Escribió “Irma” con la punta del cuchillo. La cortó. Comió
algunos pedazos. No, Dios no la había llamado. O si la había
llamado, la misión ya había finalizado. Se terminó
esta misma noche cuando ella despertó. Se terminó con las
dos suites que escribió, con el concierto para piano y la media
docena de nocturnos. Los nocturnos eran como su propia vida: con la mano
izquierda se tocan los arpegios, y con la derecha, la melodía. Así,
ella creía que por las noches hablaba con Dios. Que Dios le dictaba
los compases. Que tenía sublimes discusiones, como melopeas, con
Dios. Que Dios, en sueños, la llamaba Irma. Porque Dios no podía
menos que tutear a una de sus criaturas preferidas. Y durante el día,
bueno, durante el día Irma Sheinberg daba clases. Sin embargo, nunca
se había preguntado por qué, si Dios la había elegido,
si había hecho a su música perfecta, le vadaba la gloria.

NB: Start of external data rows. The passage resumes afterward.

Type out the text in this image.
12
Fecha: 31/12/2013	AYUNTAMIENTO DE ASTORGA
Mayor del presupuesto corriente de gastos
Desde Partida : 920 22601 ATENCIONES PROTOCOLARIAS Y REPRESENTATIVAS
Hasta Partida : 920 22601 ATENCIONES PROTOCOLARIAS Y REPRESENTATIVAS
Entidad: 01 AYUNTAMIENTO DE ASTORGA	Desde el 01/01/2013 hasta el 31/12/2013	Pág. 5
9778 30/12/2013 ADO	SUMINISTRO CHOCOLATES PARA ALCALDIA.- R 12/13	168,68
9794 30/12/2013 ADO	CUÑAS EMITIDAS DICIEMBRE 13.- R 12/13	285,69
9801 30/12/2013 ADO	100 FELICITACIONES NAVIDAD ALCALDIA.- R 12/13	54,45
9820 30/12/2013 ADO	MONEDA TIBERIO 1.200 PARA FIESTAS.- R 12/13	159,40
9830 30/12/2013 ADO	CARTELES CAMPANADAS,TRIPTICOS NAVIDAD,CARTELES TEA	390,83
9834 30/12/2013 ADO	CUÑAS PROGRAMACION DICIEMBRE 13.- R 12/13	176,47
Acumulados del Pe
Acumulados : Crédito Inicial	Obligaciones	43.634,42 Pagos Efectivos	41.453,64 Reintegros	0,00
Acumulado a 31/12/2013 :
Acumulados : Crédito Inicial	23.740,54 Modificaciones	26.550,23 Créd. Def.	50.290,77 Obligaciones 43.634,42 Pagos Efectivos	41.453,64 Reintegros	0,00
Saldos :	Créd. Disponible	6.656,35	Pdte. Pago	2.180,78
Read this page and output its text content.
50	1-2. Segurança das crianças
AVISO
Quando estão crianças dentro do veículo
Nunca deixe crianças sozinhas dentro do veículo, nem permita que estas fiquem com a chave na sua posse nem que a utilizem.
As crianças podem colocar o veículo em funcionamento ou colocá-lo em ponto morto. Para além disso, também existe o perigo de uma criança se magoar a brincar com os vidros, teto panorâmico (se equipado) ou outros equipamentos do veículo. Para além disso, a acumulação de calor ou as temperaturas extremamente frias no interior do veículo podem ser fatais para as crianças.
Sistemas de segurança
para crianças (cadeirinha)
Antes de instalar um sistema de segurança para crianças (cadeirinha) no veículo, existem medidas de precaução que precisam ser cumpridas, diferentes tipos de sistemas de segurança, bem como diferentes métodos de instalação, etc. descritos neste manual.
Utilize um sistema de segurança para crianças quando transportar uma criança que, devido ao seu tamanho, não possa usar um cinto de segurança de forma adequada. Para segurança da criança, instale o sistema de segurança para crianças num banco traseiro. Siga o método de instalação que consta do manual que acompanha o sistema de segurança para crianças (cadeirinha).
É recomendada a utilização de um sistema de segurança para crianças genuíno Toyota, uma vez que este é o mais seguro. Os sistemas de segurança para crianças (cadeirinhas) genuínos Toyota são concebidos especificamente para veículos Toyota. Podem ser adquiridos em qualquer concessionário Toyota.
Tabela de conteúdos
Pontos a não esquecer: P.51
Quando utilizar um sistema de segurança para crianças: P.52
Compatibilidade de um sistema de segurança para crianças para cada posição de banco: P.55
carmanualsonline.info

Tal vez, ella, Irma Sheinberg, no le gustaba a Dios. Le había caído
mal desde siempre. Y Él decidió engañarla, como sólo
Dios puede estafar a sus criaturas: inculcándoles la idea de la
perfección absoluta. Qué estupidez, suspiró
Irma, segura, por otra parte, de que su misión, la música,
había terminado. Que Dios venía a relevarla. O a liberarla,
quizá.
Encontró dos porciones de pizza en un rincón de
la heladera. La media aceituna que adornaba la pizza le pareció
un escarabajo. Algo inmundo, ahogado en el queso. No, mamá, se acordó
que le contestó asu madre la tarde de aquella lluvia, Te prometo
que no voy a crecer nunca. La madre le sonrió, y, en una caricia,
le desordenó el flequillo. Tenía el pelo largo y ruliento
y su cabello, para el peine, era como un país inconquistable. Tenía
dientes largos, también, y por eso su padre le decía que
parecía una marmota, que tenía cara de marmota. Agotada,
subió los pies a un banquito. Permaneció con las piernas
estiradas, un buen rato, y se vió a sí misma como un maravilloso
puente colgante. Las cosas rezumaban en su vientre, cálidas. Dijo,
Bueno, no es una catástrofe, tampoco. Es como en las tortugas. O
crecen o se mueren. Qué se le va a hacer. Habrá que ver un
poco de mundo.
Irma se levantó, aspiró aire profundamente. Le
parecía que iba a llorar, pero en realidad tenía sueño.
Cuando se acostó le llegó desde la cocina el goteo de la
canilla mal cerrada. Aguzó su oído, y comprobó que
ya nada giraba, interior en la ruedita. Que ahora, por fin, podría
ser ella misma. Entretanto, se quedó dormida.